Le procedure, in sede civile e penale, per agire qualora si rimanga vittime del reato di falsa testimonianza nel corso di un procedimento giudiziario

Chiunque affermi il falso o neghi il vero davanti all’Autorità giudiziaria o alla Corte penale internazionale rischia di incorrere nel reato di falsa testimonianza.

La fattispecie può configurarsi anche qualora il testimone taccia, in tutto o in  parte, i fatti di cui è a conoscenza e su cui viene interrogato.

Lo stabilisce l’art. 372 del codice penale prevedendo per tale comportamento una pena da due a sei anni di reclusione.

Si tratta di una norma prevista per tutelare il corretto funzionamento dell’attività giudiziaria e per garantire la veridicità e la completezza della prova testimoniale.

Chi ritiene di essere rimasto vittima di tale delitto nel corso di un procedimento può agire nei confronti del presunto falso testimone.

La procedura varia a seconda che ci si trovi in sede civile o penale.

Nel primo caso l’impugnazione può avvenire per appello o per revocazione straordinaria.

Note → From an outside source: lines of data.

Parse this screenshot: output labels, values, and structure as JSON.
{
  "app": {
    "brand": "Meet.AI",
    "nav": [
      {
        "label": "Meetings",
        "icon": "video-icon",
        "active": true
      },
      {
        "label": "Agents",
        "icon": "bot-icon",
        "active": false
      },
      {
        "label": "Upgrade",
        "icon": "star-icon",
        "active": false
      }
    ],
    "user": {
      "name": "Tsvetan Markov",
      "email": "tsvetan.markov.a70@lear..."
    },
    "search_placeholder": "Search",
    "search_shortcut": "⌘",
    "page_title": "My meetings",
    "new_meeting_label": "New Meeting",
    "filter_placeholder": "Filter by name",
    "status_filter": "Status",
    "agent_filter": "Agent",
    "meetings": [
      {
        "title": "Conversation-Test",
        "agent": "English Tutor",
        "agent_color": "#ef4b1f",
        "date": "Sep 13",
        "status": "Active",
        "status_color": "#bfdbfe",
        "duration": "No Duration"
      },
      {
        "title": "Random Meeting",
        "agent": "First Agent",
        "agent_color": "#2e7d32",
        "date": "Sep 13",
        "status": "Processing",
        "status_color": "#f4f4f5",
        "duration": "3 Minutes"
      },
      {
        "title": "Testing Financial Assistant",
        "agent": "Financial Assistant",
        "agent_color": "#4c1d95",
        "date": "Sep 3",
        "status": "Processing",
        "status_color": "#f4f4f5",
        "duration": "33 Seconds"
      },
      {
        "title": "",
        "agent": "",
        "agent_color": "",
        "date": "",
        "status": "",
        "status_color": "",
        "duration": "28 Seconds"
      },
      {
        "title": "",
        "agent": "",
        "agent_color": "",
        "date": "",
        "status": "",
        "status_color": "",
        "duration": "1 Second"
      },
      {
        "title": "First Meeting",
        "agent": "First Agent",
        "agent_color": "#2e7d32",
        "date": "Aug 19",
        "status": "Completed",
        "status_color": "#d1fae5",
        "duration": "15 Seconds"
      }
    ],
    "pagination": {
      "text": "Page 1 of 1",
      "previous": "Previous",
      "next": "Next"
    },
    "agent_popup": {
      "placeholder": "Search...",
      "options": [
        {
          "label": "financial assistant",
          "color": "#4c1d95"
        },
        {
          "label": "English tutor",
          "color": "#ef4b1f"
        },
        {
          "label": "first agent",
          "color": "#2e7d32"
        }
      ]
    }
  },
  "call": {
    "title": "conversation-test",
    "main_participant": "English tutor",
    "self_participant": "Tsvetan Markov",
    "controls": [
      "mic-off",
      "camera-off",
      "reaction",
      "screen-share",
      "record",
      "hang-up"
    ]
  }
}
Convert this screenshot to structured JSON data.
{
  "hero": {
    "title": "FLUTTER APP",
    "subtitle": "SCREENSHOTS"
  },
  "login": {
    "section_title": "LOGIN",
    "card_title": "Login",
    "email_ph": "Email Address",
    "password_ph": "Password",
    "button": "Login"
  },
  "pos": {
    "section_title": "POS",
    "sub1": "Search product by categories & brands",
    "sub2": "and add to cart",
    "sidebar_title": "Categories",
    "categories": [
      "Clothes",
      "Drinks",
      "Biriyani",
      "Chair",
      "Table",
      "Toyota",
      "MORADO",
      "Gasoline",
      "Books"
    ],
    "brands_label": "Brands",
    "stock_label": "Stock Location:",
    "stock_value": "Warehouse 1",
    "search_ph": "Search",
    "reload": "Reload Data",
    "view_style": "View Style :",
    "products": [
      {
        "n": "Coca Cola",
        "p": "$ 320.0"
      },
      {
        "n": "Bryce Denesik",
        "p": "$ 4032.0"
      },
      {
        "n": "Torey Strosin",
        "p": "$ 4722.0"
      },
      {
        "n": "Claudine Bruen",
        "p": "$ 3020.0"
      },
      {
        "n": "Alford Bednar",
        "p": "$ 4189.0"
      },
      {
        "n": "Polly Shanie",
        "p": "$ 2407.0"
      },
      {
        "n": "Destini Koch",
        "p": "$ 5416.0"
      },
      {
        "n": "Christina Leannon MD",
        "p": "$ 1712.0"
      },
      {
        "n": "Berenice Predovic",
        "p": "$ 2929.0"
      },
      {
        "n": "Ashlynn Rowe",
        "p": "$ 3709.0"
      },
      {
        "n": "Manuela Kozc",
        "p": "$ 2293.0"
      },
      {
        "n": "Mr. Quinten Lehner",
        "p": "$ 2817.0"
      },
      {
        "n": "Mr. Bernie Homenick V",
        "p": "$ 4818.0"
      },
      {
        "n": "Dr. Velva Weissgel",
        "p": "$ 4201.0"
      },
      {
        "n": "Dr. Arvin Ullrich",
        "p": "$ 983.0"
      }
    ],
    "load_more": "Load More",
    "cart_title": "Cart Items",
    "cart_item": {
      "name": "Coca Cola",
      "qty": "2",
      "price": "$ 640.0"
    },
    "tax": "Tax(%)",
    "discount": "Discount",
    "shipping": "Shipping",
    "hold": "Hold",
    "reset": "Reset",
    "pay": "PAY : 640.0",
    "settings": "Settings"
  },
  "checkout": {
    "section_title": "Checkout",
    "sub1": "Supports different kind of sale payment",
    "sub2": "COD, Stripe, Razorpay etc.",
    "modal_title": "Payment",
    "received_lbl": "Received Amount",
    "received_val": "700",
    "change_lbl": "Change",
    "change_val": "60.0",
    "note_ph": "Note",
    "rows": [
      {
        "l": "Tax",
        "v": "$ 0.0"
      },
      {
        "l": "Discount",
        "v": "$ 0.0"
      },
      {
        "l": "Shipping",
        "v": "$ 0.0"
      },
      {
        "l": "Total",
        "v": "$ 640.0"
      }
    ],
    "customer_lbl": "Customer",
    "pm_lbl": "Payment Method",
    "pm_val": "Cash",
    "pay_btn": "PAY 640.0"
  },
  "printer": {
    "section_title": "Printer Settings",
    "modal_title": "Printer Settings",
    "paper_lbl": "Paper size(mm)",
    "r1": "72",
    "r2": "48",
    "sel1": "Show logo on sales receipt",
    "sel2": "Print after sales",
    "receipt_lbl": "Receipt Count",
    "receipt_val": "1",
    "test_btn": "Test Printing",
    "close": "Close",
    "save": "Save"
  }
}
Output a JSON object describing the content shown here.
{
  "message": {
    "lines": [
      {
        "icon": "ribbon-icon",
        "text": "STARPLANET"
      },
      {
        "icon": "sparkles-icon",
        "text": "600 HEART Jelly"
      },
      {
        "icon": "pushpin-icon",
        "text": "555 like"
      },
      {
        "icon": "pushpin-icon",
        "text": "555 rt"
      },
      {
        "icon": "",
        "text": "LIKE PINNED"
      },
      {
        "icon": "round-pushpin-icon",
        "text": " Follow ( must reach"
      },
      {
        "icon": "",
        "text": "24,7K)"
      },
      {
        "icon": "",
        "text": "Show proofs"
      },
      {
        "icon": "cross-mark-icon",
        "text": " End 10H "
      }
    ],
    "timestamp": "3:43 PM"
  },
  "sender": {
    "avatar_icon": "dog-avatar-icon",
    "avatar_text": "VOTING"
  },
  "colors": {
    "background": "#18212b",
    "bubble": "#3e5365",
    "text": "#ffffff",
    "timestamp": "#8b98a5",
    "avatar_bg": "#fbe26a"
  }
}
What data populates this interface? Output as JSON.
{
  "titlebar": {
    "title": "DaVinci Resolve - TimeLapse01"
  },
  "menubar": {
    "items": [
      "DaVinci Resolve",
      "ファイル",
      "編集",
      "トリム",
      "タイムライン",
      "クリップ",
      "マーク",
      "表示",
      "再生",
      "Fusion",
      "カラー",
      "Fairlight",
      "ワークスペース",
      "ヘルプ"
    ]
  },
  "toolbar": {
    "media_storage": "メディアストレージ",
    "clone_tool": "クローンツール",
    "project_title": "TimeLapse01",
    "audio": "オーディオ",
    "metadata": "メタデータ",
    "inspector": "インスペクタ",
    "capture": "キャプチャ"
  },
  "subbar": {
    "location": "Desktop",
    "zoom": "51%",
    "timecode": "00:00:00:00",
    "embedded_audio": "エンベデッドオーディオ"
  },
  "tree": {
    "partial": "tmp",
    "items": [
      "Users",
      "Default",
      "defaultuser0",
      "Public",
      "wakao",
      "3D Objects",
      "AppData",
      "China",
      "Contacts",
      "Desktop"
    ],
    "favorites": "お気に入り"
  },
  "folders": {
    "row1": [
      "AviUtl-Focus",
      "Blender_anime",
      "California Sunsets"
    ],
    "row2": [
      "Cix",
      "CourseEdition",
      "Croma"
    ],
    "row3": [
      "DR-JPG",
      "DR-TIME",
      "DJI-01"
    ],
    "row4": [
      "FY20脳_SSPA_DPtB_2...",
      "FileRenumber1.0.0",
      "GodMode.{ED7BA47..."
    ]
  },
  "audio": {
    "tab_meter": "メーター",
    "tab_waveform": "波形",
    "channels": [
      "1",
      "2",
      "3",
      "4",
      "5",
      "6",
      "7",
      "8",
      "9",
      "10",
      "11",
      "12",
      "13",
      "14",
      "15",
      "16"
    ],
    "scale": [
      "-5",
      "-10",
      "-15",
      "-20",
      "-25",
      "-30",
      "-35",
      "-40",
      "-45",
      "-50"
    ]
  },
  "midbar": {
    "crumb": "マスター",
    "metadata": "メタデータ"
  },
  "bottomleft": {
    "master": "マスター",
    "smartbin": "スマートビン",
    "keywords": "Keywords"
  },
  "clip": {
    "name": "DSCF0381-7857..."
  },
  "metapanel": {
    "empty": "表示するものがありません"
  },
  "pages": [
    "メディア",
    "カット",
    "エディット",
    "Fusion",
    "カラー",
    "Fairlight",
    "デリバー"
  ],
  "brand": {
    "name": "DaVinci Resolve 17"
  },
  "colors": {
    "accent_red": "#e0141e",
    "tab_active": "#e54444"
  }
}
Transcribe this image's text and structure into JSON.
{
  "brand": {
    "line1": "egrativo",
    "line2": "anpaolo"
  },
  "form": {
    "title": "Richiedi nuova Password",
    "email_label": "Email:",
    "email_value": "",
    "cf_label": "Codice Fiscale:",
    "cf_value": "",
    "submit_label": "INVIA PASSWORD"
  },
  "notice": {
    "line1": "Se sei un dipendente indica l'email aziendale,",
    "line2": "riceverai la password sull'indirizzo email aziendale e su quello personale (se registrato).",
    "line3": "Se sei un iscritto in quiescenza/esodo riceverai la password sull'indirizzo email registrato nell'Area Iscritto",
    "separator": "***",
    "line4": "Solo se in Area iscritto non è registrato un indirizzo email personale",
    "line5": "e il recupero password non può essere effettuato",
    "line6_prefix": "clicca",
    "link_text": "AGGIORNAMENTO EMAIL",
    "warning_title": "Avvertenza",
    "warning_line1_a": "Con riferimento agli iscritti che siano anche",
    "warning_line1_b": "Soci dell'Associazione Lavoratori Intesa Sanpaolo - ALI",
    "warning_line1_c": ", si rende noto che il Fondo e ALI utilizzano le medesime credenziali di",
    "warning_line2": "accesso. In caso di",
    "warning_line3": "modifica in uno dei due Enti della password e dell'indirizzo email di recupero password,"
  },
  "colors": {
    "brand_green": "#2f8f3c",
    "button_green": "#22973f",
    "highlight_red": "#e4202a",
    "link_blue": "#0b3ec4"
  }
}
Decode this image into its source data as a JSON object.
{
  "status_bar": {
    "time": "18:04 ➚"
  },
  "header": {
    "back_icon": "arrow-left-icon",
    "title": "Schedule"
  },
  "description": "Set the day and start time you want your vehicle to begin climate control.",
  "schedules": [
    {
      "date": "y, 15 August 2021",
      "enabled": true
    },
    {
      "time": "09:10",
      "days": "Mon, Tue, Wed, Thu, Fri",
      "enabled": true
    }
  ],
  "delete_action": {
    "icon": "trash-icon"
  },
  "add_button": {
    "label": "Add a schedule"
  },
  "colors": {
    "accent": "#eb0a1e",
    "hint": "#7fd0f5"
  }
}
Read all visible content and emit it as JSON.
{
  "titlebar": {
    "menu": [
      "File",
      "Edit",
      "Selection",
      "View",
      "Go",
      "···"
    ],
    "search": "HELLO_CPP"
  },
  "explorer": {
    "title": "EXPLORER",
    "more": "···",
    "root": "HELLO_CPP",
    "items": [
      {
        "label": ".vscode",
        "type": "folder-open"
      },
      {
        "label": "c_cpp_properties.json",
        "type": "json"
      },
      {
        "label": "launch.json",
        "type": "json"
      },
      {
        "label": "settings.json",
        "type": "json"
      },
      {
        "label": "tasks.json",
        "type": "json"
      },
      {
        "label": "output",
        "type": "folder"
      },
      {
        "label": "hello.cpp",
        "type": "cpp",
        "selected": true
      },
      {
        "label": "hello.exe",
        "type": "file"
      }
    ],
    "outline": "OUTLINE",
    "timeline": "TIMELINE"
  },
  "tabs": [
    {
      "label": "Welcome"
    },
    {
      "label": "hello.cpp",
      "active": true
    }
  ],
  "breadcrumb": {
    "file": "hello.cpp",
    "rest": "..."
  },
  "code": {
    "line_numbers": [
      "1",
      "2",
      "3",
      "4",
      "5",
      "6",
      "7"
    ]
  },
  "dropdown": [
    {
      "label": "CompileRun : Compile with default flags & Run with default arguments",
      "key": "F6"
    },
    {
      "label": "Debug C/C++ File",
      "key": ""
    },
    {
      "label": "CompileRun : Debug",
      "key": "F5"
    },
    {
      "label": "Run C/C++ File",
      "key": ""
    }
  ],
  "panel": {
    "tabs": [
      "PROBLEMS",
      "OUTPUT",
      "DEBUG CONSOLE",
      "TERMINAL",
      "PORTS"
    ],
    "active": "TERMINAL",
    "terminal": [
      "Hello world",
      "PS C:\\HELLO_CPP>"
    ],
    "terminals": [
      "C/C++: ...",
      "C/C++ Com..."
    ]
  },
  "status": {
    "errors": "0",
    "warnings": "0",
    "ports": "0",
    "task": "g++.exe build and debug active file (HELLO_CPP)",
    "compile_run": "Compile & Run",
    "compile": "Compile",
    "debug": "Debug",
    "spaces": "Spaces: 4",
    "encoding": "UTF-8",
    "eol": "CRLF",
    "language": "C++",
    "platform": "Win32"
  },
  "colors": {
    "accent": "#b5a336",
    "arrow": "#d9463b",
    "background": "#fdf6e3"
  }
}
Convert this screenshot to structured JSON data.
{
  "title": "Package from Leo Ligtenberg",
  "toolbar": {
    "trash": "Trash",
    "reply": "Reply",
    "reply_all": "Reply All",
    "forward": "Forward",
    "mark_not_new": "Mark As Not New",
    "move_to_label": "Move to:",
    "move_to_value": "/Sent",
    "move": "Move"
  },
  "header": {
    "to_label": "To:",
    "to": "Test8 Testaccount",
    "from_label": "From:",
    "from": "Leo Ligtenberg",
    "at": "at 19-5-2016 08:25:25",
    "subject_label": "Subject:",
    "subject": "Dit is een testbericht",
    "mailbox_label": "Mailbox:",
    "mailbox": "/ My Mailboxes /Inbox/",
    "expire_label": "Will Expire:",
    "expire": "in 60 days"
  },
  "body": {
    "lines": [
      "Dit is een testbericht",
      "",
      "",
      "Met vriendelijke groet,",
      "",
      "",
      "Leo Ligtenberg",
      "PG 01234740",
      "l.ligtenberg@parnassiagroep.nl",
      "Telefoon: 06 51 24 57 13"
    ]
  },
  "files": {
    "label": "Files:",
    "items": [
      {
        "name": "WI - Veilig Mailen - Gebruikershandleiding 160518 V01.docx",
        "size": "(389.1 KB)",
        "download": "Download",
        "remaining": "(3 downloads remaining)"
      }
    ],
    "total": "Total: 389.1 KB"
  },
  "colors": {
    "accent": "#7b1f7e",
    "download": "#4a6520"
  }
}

L’appello, che sfocia in un secondo giudizio in cui le prove presentate in primo grado vengono nuovamente esaminate,  può essere proposto entro 30 giorni dalla notifica della sentenza. In mancanza della notifica il termine scade dopo sei mesi dalla data di pubblicazione della stessa.

La revocazione presuppone invece che la falsa testimonianza venga scoperta o dichiarata una volta scaduti i termini per l’appello. Va proposta entro 30 giorni da quando viene scoperta la falsità davanti allo stesso giudice che ha pronunciato la sentenza impugnata.

In base all’art. 395 c.p.c. si può fare ricorso a tale strumento “se si è giudicato in base a prove riconosciute o comunque dichiarate false dopo la sentenza oppure che la parte soccombente ignorava essere state riconosciute o dichiarate tali prima della sentenza”.

In ambito penale, invece, si può presentare una querela denuncia alla Procura della Repubblica o alla Polizia giudiziaria.

La parte offesa, in tale sede, dovrà produrre la documentazione necessaria a provare che la deposizione del teste non sia veritiera o che questi abbia omesso di rivelare fatti di cui era a conoscenza.